Pregnancy-specific glycoproteins (PSGs) are highly glycosylated secreted proteins encoded by multi-gene families in some placental mammals. They are carcinoembryonic antigen (CEA) family and immunoglobulin (Ig) superfamily members. PSGs are immunomodulatory, and have been demonstrated to possess antiplatelet and pro-angiogenic properties. Low serum levels of these proteins have been correlated with adverse pregnancy outcomes. Objectives: Main research goals of this thesis were: 1). To attempt to replicate previously reported cytokine responses to PSG-treatment of immune cells and subsequently to investigate functionally important amino acids within PSG1. 2). To determine whether candidate receptor, integrin αvβ3, was a binding partner for PSG1 and to investigate whether PSG1 possessed functionality in a leukocyte-endothelial interaction assay. 3). To determine whether proteins generated from recently identified putative PSG genes in the horse shared functional properties with PSGs from other species. Outcomes: 1). Sequential domain deletion of PSG1 as well as mutation of conserved residues within the PSG1 Ndomain did not affect PSG1-induced TGF-β1. The investigated response was subsequently found to be the result of latent TGF-β1 contaminating the recombinant protein. Protein further purified by SEC to remove this showed no induction of TGF-β1. The most N-terminal glycosylation site was demonstrated to have an important role in PSG N domain secretion.
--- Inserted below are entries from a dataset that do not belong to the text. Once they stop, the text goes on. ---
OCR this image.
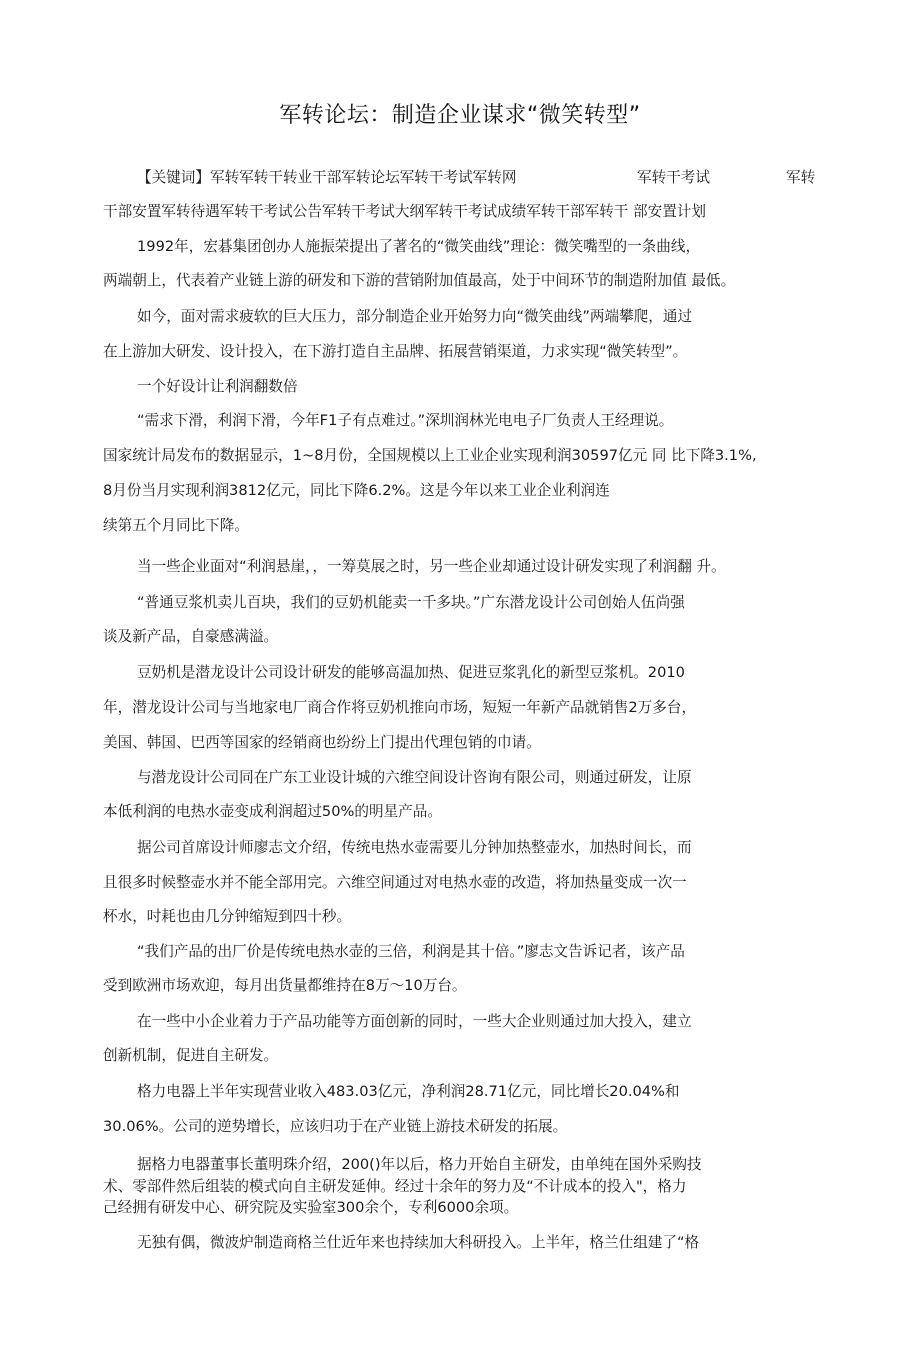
军转论坛：制造企业谋求“微笑转型”
【关键词】军转军转干转业干部军转论坛军转干考试军转网	军转干考试	军转
干部安置军转待遇军转干考试公告军转干考试大纲军转干考试成绩军转干部军转干 部安置计划
1992年，宏碁集团创办人施振荣提出了著名的“微笑曲线”理论：微笑嘴型的一条曲线，
两端朝上，代表着产业链上游的研发和下游的营销附加值最高，处于中间环节的制造附加值 最低。
如今，面对需求疲软的巨大压力，部分制造企业开始努力向“微笑曲线”两端攀爬，通过
在上游加大研发、设计投入，在下游打造自主品牌、拓展营销渠道，力求实现“微笑转型”。
一个好设计让利润翻数倍
“需求下滑，利润下滑，今年F1子有点难过。”深圳润林光电电子厂负责人王经理说。
国家统计局发布的数据显示，1~8月份，全国规模以上工业企业实现利润30597亿元 同 比下降3.1%,
8月份当月实现利润3812亿元，同比下降6.2%。这是今年以来工业企业利润连
续第五个月同比下降。
当一些企业面对“利润悬崖，，一筹莫展之时，另一些企业却通过设计研发实现了利润翻 升。
“普通豆浆机卖儿百块，我们的豆奶机能卖一千多块。”广东潜龙设计公司创始人伍尚强
谈及新产品，自豪感满溢。
豆奶机是潜龙设计公司设计研发的能够高温加热、促进豆浆乳化的新型豆浆机。2010
年，潜龙设计公司与当地家电厂商合作将豆奶机推向市场，短短一年新产品就销售2万多台，
美国、韩国、巴西等国家的经销商也纷纷上门提出代理包销的巾请。
与潜龙设计公司同在广东工业设计城的六维空间设计咨询有限公司，则通过研发，让原
本低利润的电热水壶变成利润超过50%的明星产品。
据公司首席设计师廖志文介绍，传统电热水壶需要儿分钟加热整壶水，加热时间长，而
且很多时候整壶水并不能全部用完。六维空间通过对电热水壶的改造，将加热量变成一次一
杯水，吋耗也由几分钟缩短到四十秒。
“我们产品的出厂价是传统电热水壶的三倍，利润是其十倍。”廖志文告诉记者，该产品
受到欧洲市场欢迎，每月出货量都维持在8万〜10万台。
在一些中小企业着力于产品功能等方面创新的同时，一些大企业则通过加大投入，建立
创新机制，促进自主研发。
格力电器上半年实现营业收入483.03亿元，净利润28.71亿元，同比增长20.04%和
30.06%。公司的逆势增长，应该归功于在产业链上游技术研发的拓展。
据格力电器董事长董明珠介绍，200()年以后，格力开始自主研发，由单纯在国外采购技
术、零部件然后组装的模式向自主研发延伸。经过十余年的努力及“不计成本的投入"，格力
己经拥有研发中心、研究院及实验室300余个，专利6000余项。
无独有偶，微波炉制造商格兰仕近年来也持续加大科研投入。上半年，格兰仕组建了“格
PSG1 attenuated LPS-induced IL-6 and TNF-α. Investigations into signalling underpinning this proved inconclusive. 2). Integrin αvβ3 was identified as a novel PSG1 receptor mediating an as yet unknown function. Preliminary investigations into a role for PSGs as inhibitors of leukocyte endothelial interactions showed no effect by PSG1. 3). Horse PSG protein, CEACAM49, was shown to be similarly contaminated by latent TGF-β1 particle and once removed did not demonstrate TGF-β1 release. Interestingly horse PSG did show anti-platelet properties through inhibition of the plateletfibrinogen interaction as previously published for mouse and human PSGs.